At a team level, the first thing you need to do is define how quickly you want to respond to your customers; also known as your Service Level Agreement (SLAs). These can be set by channel (phone, email, chat, social media channels) or by ticket type and urgency of queries. 

At the beginning, SLAs are usually set using some sort of finger-in-the-air methodology. As you scale and depending on which industry you are in, you’ll need to put more analysis into this evaluating the maximum amount of time you want to keep your customers waiting, the cost you want to incur and how quickly you can reasonably scale your team or build automations to help you reach your SLAs.

The measurement to determine how well you are doing relative to your SLAs is called Service Level, and this refers to the percent of tickets you respond to within your defined SLAs. Generally in support, above 80% is considered good performance and you will see variants at different times of the day and different days of the week based on the patterns of when and how customers get in touch. 

SLAs and Service Level don’t always tell the entire picture as the metrics are very binary. If you set an SLA of responding to phone calls in 10 seconds, and you respond in 15 seconds, you’re still doing well but that won’t be reflected in your metrics. You need to look at the average wait time as well to understand the distribution. 

At a team level, you also want to be measuring quality. This could be Net Promoter Score (NPS), Customer Satisfaction (CSAT) or Customer Effort Score (CES). You may decide to use all three, or you may decide your customer support team just needs one. This depends on how holistically you want to measure the impact your brand has on your customer beyond a specific interaction. 

Customer effort is useful but underutilised – it goes beyond just asking if a customer would recommend your brand based on their experience, but specifically asks how easy it was to solve their problem. This is critical feedback for both your support and your product teams.

Revolut introduced a WOW rate as a quality metric to take CSAT one step further. This is the percent of customers that rates their experience as five stars. Instead of a normal CSAT rating, they repurposed the framework to include three gradings: poor, great and WOW. 

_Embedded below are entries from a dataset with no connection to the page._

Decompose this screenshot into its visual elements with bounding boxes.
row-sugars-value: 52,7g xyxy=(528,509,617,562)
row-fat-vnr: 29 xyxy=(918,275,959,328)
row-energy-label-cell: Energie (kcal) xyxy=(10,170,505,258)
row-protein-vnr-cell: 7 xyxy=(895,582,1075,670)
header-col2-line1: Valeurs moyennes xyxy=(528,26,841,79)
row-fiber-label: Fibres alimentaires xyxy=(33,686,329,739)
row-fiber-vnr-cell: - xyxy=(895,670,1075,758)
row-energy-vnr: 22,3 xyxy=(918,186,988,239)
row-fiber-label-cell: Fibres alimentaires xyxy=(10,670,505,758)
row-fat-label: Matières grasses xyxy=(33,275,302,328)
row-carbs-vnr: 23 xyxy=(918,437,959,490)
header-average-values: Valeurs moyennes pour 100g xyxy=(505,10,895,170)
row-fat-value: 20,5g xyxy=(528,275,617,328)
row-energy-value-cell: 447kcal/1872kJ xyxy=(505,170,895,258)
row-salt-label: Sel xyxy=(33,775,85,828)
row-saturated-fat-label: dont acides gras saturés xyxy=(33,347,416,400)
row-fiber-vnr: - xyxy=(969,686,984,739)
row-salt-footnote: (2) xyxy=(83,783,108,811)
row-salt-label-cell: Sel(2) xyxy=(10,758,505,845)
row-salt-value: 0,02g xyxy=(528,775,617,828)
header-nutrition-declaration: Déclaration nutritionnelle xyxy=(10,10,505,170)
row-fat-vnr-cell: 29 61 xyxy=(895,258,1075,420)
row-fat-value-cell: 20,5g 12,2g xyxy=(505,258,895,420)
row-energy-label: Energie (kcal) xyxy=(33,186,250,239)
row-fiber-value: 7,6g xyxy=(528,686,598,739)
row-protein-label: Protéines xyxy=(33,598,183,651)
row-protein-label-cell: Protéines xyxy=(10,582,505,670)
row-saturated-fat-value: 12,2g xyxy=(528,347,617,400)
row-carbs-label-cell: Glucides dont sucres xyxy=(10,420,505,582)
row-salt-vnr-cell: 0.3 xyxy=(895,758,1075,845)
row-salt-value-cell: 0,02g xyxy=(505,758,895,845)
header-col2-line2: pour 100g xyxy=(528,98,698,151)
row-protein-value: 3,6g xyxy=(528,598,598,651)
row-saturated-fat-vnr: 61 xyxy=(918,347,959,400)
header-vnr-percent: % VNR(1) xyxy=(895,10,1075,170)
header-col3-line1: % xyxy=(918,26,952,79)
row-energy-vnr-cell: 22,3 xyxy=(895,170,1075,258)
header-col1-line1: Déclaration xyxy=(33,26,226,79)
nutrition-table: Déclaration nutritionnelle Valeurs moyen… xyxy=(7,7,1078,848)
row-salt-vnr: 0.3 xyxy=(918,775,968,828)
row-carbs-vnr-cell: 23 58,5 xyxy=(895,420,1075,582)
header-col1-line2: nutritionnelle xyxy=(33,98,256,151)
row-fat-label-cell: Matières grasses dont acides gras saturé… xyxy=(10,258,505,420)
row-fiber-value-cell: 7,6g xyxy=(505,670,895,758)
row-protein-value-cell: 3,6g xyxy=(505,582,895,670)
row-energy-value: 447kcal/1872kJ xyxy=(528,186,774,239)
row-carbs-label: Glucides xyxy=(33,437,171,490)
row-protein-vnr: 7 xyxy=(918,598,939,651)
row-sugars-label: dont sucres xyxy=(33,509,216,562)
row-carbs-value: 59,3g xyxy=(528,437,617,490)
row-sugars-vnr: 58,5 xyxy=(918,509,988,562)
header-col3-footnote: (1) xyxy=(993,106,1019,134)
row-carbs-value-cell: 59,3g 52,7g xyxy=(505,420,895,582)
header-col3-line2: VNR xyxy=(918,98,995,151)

It’s easy to provide quick and high quality service if you have an unlimited budget. That’s why you also need to measure the cost to serve. This represents the overall efficiency of your organisation. Productivity is an input in cost to serve so it gives you a holistic picture but also helps you assess how ambitious or realistic your service level targets are.

Agent level metrics

While SLA and Service Level are team metrics, separate agent metrics are inputs in understanding your SLA performance. 

Average handle time is a ubiquitous measure for customer service teams and a key input into capacity planning. Rona Ruthen said this was the most important metric at Monzo because it reflected how many COPs (customer operations) hours they needed to service their customers and helped them identify which tasks and channels were taking longer, focusing product teams more effectively as well. 

Dan Sheldon suggests that in addition to average handle time you need to also look at first contact resolution to see that problems are actually being solved rather than having an obsessive focus on productivity that isn’t customer outcome focused. First contact resolution can and should be looked at per agent but also at a team level as it impacts customer experience. If a customer has to get in touch multiple times to solve the same problem, there are either issues with your training or your incentive models.